Man looks good, is what I’m saying. But I remained perplexed. Why were these urban guys working web design jobs wearing the same clothes as the tree stump guys of my rural Indiana youth? Was that not, in some sense, cultural appropriation?
The urban-rural divide has grown ever wider in the last 25 years. The 2000 election is a good marker, and George W. Bush an appropriate avatar of that chasm. Think of it: Dubya proudly wore the garb of the working Texan man, all boots and cowboy hat, even though he was about as far from the working class as one could get. He went to private schools on the East Coast. He hailed from fabulous wealth. He summered in Kennebunkport, for God’s sake. Yet once he put on that hat, everyone, right and left, was happy to take him at face value as the Marlboro Man come to life.
He proved an important point in the 2000s. Fashion signifiers of white rural maleness could be worn by almost anyone. Hipsters from Williamsburg to Berlin wore trucker hats at the time, that wearable, removable image of Working White Guy, ending up in the pages of Vice. And that trend continued even as the rural-urban chasm divide grew ever wider, with the 2008 election, and again, irrevocably, with 2016. The city and the country were no longer on speaking terms. But the city still raided the country’s closet for its latest look.

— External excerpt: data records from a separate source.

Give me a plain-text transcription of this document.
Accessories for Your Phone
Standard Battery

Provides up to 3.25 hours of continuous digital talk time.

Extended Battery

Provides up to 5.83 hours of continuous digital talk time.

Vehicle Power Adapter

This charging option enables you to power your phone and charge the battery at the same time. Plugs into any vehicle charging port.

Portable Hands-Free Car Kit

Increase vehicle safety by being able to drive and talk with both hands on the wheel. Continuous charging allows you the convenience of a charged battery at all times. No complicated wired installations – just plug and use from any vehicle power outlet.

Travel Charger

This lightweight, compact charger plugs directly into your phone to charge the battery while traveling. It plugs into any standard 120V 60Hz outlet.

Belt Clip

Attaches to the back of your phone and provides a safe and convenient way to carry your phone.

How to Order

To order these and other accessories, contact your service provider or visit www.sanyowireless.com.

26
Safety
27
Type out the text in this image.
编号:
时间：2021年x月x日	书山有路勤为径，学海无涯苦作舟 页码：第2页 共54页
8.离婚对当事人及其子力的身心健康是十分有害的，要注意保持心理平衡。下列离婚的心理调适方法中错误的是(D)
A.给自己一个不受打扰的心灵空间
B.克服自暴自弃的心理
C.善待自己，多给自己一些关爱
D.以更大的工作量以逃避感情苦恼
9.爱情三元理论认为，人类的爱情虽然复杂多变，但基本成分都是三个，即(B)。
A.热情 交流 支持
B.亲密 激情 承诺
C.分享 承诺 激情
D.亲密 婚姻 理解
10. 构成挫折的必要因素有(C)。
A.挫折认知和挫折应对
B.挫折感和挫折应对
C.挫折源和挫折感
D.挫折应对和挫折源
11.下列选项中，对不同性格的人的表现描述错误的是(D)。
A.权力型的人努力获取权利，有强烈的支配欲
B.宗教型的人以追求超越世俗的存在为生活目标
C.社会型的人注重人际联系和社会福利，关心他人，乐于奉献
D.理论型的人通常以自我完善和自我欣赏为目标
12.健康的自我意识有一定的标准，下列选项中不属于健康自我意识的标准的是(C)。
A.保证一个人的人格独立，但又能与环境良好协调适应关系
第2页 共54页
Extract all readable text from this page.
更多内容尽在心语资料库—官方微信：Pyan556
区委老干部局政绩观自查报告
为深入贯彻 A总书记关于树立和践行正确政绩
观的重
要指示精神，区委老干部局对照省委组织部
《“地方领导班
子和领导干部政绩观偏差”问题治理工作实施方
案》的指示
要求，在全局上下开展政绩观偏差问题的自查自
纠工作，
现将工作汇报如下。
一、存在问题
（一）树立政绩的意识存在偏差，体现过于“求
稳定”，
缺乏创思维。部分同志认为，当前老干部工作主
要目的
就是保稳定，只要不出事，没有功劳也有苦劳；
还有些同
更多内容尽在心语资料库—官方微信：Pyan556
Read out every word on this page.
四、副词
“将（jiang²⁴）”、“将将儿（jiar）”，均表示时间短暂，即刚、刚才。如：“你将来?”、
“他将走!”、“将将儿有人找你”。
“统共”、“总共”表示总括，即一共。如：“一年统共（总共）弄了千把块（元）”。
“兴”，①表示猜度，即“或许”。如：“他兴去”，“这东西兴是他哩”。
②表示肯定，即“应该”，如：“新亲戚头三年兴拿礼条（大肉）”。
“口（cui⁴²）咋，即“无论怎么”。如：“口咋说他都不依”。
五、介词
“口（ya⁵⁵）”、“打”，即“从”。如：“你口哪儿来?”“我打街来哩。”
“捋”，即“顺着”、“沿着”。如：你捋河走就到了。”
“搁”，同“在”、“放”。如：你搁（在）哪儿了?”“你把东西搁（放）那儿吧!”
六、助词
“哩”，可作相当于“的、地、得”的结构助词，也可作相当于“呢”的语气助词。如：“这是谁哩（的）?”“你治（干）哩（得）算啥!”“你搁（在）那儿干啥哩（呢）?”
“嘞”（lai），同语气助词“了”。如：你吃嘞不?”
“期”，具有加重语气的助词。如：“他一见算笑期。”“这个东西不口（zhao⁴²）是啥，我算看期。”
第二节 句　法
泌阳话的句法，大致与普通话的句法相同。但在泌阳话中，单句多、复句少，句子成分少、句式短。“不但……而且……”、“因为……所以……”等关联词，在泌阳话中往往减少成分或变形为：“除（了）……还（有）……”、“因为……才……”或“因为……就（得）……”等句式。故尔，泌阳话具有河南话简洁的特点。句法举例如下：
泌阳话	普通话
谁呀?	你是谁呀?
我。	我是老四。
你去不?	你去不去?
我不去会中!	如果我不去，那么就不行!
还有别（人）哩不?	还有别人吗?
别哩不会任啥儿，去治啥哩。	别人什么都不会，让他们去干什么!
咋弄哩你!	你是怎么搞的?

Perhaps this is what happens: rural-raised guys like myself get out of their small towns, make it to the city, and then look back wistfully at the male fashions of their youth, and try to recreate them with Carhartts bought from Urban Outfitters. Maybe? For some? But I will say, I resisted that urge for a long time. Some of the guys I saw wearing Carhartts simply hadn’t grown up in the kind of rural settings I had, and thus had no previous association with the brand. They wore them because they looked cool, full stop. And they were right: they do look cool. But I, with my rural-raised chip on my shoulder, felt they didn’t deserve to look that cool, not like that. They hadn’t grown up in Indiana! They hadn’t felt outclassed by the Real Rural Men! How could they deserve to dress like them?
But you know what? I can’t tell others how to dress. I can only do that for myself.
I found the Carhartt hat in a parking lot, but did I mention where? It was a parking lot in my hometown, in Indiana. I was visiting family. My rural homeland bestowed the hat upon me. “Here, Adam,” said Indiana. “Wear the hat. You look good in it. You deserve it. If anyone else can wear a Carhatt, so can you.”
You can, too. And if you can’t find one in a parking lot, I hear that H&M is having a sale.
I feel this one. My dad was a wearer of Carhartt and rural blue-collar to the core (still is) — a welder by trade, a man who fixed his own cars, did his own plumbing, chopped down his own trees, etc. I was the kid he grumped at for “sittin’ around reading” instead of helping him in the garage or playing outside. So I’ve always been a little resistant to work wear. Problem is, it looks really good on fat bearded guys like me. So I should probably get over my hangups.